The Liberator meanwhile flew on but now all the port wing was ablaze and he seemed to slip behind the trees on the hill. I wondered then if he would drop on Norwich. Overhead, I could see the shapes of bombers literally flying in all directions and suddenly the sky was lit up with tracers again as aircraft fired at each other. I could not detect any fighters in the melee but as I watched, I could see that the tracers were from bombers and I realized that the Liberators were firing at each other! As the noise decreased and the bombers diverted to other airfields, I counted 12 big fires in the area around me for a distance of some miles, with the faint popping as ammunition exploded in crashed aircraft. There was no all-clear from the AA site and the silence was very deafening.

Whether Mr. Pittam saw the Harris ship attacked is inconclusive because both the tail and top turret gunners perished and no claims were made.  However, Sergeant Lewis Brumble [pictured at right, kneeling, center], left waist gunner on the aptly named, Last Card Louie, flown by First Lieutenant H. W. Wells, was given credit for the destruction of an Me410 from 6,000 feet at 2230 hours.  The Combat Form completed during interrogation reads, “As aircraft was returning to base after missions, enemy intruders attacked around 2215 in darkness. 

One Me410 made a pass from 2 o’clock high, circled and attacked again.  Aircraft was not in any set formation and gunners were all on alert for return of enemy aircraft.  When southeast of Rackheath airdrome, Me410 came in again from 2 o’clock low and passed below aircraft 441.  Left waist gunner fired at least 100 rounds, tracer hitting behind pilot’s compartment as enemy aircraft passed beyond (our) aircraft.  Enemy aircraft fell on right wing and dove straight into the ground on fire.  Large explosion when he hit the ground”.
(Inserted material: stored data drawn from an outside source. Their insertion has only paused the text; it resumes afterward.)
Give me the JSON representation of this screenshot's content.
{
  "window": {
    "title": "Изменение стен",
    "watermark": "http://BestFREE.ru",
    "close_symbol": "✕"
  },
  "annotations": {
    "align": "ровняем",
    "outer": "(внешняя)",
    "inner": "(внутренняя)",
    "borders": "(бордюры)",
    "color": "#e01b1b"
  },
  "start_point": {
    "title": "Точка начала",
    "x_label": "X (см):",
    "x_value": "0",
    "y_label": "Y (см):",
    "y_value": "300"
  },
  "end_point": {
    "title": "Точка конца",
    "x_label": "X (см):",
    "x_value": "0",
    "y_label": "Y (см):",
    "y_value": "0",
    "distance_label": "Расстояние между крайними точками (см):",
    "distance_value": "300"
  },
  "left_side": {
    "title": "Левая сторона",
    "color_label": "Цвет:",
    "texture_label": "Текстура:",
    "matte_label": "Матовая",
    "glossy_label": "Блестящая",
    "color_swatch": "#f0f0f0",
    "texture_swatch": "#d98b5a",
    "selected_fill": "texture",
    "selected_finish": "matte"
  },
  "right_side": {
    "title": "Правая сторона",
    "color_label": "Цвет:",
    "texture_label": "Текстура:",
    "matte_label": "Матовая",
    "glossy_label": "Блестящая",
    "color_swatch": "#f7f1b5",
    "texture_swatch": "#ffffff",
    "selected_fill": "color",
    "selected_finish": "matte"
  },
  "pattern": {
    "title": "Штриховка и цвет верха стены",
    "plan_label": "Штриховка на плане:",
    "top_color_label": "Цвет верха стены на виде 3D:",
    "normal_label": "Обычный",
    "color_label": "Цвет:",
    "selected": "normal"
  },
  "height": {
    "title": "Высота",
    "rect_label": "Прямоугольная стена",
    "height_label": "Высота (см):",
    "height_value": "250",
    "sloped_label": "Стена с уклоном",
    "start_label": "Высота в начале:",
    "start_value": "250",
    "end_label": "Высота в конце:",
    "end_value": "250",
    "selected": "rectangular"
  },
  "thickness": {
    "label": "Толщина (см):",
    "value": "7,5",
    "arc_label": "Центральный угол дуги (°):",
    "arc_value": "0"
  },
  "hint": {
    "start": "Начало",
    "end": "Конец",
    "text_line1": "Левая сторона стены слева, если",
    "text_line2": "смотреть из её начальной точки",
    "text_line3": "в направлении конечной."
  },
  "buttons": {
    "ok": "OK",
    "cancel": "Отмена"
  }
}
A 389BG Liberator also claimed the destruction of an Me410 in the same area but of two Me410s lost that night, only one was confirmed.  Ron Cain of Bergh Apton had been indoors listening to the radio when the drone of many aero-engines drew him outside to observe the spectacle of Liberators landing at night.  Watching, he saw a twin-engined aircraft closing in on a B-24 and tracers flashed like an assassin’s dagger.  Simultaneously, one of the bomber’s waist guns struck back hitting the intruder which burst into flames.  Engines screaming, it dived steeply to oblivion and exploded in a field at Ashby St. Mary.

Visiting the scene very early next morning, Ron saw a large crater surrounded for some distance by scattered unrecognizable debris, but one of the pieces he picked up was marked “Me410”.  The nose and engines were buried and young Ron saw a parachute pack amid the wreckage in the hole and, hoping for a prize his chums would envy, he clambered down over lumps of disgorged earth.  Reaching his intended trophy, Ron was disappointed to find it so scorched that it disintegrated at the slightest touch, and he scrambled clear in search of other mementoes.  Meanwhile, his father, Walter Cain, on duty with another Home Guardsman, had the grisly chore of collecting human remains mingled amidst pieces of aircraft.  It was a task not for the squeamish.  The two men wandered the field using their bayonets like park-keepers, transferring what they found into sacks.  During this somber process, Walter Cain found a wallet containing quite an amount of Dutch currency and handed it in to the authorities.  Ron was a little less forthcoming with is next find.  An unusual feature of the Me410 was its two remotely-operated, rearward-firing 13 mm MG131 machine guns in barbettes on either side of the aft fuselage.  Near the edge of the field, Ron found one of these, bent but a superb souvenir, so he surreptitiously dragged it into the undergrowth for later retrieval.  Unfortunately, when the time came, it had vanished, apparently found by the RAF recovery team who arrived later that morning.  They also recovered the cockpit canopy which had fallen with a flying helmet some distance from the main site, suggesting that the crew had attempted to bale out.  At first, only the pilot, Oberleutnant Klaus Kruger could be identified, presumably because of his wallet.  His radio operator, Feldwebel Michael Reichardt was not traced until later.  Their aircraft, coded 9K+HP, werke number 420458, yielded “no new information” to British Intelligence, nor were the Allies aware that II/KG51 had lost a second aircraft in action over England.  Uncertainty surrounds the disappearance of 9K+MN, werke number 420314, because no trace of it has ever been found.  Whether it vanished unseen into one of the region’s many broads or, more likely, disappeared limping homewards over the North Sea after sustaining damage is unlikely ever to be known.  Its loss was significant because its pilot was the staffel commander, Major Dietrich Puttfarken, along with Oberfeldwebel Willi Lux as his radio operator.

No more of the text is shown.